Acemoglu, Ozdaglar, and Tahbaz-Salehi (2015) membahas pertanyaan ini dengan model formal risiko sistemik dalam jaringan keuangan, yang diterbitkan di American Economic Review. Kontribusi utama mereka adalah mengidentifikasi transisi fase: struktur jaringan yang sama yang memberikan ketahanan terhadap guncangan kecil berubah menjadi mekanisme penularan berskala katastrofik ketika guncangan melampaui ambang batas kritis.

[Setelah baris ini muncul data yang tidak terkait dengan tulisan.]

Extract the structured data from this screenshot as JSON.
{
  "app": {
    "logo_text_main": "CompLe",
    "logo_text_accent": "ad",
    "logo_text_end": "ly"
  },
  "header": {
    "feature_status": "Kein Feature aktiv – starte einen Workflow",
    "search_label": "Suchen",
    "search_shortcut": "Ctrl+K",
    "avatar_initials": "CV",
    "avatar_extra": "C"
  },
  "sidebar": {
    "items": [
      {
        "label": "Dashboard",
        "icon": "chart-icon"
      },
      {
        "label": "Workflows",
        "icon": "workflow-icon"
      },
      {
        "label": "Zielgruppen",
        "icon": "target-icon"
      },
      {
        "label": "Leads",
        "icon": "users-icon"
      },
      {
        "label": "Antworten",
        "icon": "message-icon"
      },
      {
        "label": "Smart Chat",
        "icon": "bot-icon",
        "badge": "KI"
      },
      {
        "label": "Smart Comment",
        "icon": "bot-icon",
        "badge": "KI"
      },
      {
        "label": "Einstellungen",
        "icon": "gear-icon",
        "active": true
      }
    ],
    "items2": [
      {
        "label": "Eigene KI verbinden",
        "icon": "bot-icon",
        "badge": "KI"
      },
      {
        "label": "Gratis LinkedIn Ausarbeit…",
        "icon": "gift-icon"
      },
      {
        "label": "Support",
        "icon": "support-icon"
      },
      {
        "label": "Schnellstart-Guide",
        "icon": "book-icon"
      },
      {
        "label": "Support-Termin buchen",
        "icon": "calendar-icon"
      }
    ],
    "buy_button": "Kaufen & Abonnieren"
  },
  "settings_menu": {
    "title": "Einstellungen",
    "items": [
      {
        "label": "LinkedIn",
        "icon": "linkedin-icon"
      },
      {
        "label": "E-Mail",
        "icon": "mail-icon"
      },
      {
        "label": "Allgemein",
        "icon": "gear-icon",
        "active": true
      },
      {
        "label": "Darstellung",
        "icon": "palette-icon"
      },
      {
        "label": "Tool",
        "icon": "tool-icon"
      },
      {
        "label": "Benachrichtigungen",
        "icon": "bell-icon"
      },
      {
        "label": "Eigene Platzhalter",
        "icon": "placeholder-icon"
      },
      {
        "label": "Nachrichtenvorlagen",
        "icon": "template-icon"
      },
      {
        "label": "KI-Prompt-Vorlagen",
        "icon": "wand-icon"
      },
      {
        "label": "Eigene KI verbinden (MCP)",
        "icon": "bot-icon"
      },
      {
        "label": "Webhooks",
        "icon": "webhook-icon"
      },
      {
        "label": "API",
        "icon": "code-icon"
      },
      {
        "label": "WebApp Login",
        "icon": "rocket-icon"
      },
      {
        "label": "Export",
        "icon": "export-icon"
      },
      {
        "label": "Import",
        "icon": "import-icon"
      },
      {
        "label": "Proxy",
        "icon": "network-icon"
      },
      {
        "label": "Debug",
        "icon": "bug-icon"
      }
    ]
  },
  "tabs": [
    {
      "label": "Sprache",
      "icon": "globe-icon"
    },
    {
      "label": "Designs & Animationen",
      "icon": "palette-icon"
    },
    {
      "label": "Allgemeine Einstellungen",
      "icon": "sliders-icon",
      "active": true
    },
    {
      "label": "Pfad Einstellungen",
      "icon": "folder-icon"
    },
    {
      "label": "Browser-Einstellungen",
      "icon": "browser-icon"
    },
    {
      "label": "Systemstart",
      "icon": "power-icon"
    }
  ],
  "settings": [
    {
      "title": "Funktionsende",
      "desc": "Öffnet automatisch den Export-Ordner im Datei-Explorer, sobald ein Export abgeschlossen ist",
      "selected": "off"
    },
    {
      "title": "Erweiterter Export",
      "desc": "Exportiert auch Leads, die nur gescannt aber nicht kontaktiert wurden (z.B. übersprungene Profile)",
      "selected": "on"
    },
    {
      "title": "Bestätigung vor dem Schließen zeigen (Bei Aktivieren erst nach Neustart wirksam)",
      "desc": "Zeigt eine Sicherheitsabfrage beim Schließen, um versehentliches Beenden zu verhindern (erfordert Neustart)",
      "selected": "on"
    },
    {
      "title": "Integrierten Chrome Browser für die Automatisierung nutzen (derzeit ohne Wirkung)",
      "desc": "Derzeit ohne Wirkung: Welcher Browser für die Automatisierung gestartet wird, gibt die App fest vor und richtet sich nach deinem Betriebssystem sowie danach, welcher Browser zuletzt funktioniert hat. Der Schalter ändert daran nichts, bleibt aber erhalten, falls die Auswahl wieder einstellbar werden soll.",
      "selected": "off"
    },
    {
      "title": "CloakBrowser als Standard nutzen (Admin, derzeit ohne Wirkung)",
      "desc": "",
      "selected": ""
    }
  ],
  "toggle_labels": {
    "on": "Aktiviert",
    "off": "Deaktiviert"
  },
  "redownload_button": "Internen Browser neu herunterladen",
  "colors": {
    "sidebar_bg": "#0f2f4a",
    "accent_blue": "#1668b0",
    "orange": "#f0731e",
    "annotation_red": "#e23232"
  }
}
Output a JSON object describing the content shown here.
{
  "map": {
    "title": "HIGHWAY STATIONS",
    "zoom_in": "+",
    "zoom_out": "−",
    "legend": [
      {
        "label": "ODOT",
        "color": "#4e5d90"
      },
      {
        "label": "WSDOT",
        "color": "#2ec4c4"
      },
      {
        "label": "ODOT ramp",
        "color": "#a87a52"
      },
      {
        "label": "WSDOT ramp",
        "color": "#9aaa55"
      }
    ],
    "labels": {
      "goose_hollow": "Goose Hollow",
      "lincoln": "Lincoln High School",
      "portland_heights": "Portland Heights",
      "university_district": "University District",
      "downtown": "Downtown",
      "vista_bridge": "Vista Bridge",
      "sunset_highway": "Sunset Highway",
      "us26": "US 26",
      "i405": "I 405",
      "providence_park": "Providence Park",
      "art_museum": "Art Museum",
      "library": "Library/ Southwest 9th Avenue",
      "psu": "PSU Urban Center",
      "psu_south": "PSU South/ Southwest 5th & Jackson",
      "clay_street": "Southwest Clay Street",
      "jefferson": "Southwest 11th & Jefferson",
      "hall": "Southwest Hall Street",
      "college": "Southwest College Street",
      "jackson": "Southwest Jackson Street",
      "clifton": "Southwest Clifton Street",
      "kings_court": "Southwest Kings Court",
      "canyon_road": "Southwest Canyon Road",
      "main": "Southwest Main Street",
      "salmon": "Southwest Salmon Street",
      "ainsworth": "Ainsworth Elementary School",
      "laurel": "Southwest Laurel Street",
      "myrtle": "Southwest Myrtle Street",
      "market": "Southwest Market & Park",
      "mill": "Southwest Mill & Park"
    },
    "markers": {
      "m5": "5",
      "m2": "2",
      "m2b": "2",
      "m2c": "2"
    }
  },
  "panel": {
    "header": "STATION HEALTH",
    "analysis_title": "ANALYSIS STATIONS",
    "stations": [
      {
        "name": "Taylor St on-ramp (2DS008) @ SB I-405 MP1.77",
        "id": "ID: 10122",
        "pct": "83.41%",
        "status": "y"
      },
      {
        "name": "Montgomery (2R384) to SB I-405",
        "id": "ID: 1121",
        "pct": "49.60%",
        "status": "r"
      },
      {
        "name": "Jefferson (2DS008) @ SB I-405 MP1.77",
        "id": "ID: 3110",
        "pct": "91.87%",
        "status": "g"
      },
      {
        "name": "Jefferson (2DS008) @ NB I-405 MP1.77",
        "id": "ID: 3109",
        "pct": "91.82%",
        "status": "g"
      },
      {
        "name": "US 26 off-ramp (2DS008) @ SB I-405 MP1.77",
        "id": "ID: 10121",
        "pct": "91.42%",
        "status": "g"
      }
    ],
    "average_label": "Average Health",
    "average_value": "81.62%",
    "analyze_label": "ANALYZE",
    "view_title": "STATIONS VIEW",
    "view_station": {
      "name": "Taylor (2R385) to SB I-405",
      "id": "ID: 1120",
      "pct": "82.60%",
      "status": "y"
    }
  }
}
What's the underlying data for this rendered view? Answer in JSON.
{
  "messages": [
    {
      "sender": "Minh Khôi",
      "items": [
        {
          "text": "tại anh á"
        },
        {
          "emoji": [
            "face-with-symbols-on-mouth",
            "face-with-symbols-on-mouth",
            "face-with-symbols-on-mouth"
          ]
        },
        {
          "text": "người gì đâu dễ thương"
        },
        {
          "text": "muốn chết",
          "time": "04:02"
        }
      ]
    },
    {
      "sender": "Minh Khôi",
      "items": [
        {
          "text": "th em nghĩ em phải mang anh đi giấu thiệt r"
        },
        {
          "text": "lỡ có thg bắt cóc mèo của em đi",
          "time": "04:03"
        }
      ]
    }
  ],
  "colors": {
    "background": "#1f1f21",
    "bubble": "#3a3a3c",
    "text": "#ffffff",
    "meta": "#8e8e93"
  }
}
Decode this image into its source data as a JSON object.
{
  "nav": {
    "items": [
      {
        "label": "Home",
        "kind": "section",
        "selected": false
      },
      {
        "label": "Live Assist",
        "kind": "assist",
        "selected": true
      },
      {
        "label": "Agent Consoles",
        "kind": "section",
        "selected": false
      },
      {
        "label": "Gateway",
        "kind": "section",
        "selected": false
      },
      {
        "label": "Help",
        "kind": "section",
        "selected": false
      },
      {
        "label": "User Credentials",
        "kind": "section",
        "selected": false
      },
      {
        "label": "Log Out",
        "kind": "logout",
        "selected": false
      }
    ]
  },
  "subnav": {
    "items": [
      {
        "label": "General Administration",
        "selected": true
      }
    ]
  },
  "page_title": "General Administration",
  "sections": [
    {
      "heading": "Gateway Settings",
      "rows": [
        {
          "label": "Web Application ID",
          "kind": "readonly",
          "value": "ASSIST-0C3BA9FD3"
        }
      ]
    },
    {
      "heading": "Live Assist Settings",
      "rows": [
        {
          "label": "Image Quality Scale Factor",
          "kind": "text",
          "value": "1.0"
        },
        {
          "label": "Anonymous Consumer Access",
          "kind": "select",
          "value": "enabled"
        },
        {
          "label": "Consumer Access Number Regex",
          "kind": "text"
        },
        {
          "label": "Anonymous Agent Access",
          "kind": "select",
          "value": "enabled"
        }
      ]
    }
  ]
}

Sifat Ganda Interkonektivitas
Sebelum makalah ini, dua pandangan yang saling bertentangan mendominasi perdebatan tentang interkonektivitas keuangan. Satu mazhab, mengikuti Allen and Gale (2000), berargumen bahwa jaringan klaim antarbank yang lebih lengkap meningkatkan stabilitas dengan memungkinkan kerugian dibagi ke banyak pihak lawan transaksi. Jika Bank A gagal dan berutang kepada sepuluh bank lain, masing-masing hanya menyerap sepersepuluh dari kerugian. Mazhab lain mengamati bahwa koneksi menciptakan saluran penularan, memungkinkan tekanan keuangan berpindah dari institusi yang gagal ke kreditornya, kreditor dari kreditor, dan seterusnya secara berantai.
Acemoglu, Ozdaglar, dan Tahbaz-Salehi mendamaikan kedua pandangan ini dengan menunjukkan bahwa keduanya benar, tetapi dalam rezim yang berbeda. Topologi jaringan tidak memiliki efek tetap terhadap stabilitas. Perannya berbalik bergantung pada besarnya guncangan yang menghantam sistem.
Guncangan Kecil: Konektivitas sebagai Asuransi
Dalam model ini, institusi keuangan memiliki klaim dan kewajiban bilateral. Ketika satu bank mengalami guncangan negatif, bank tersebut dapat membebankan kerugian parsial kepada kreditornya. Untuk guncangan di bawah ambang batas kritis, jaringan yang terhubung secara padat berfungsi sebagai asuransi mutual. Kerugian didistribusikan ke banyak pihak lawan transaksi, masing-masing menyerap fraksi yang kecil. Tidak ada satu pun bank kreditor yang menderita kerugian cukup besar untuk memicu gagal bayarnya sendiri, dan kaskade berhenti setelah putaran pertama.
Ini adalah skenario yang mendasari pemikiran pra-krisis tentang interkonektivitas keuangan. Pembagian risiko melalui eksposur antarbank yang terdiversifikasi dipandang sebagai stabilisator yang tidak perlu diragukan.
Guncangan Besar: Konektivitas sebagai Penularan
Temuan paling penting dari makalah ini berkaitan dengan guncangan di atas ambang batas kritis. Ketika kerugian awal cukup besar sehingga bahkan bagian yang sudah terdiversifikasi pun merusak solvabilitas bank kreditor, konektivitas jaringan berubah dari kekuatan stabilisasi menjadi akselerator.
Setiap bank kreditor yang menyerap bagian kerugiannya kini menghadapi tekanan solvabilitas sendiri. Jika tekanan tersebut cukup parah, bank tersebut gagal bayar atas kewajibannya sendiri, meneruskan kerugian ke lapisan pihak lawan transaksi berikutnya. Dalam jaringan yang terhubung padat, kaskade ini memiliki lebih banyak jalur untuk berpindah dan menjangkau lebih banyak institusi di setiap langkah. Kerugian tidak menipis saat merambat; kerugian tersebut teramplifikasi.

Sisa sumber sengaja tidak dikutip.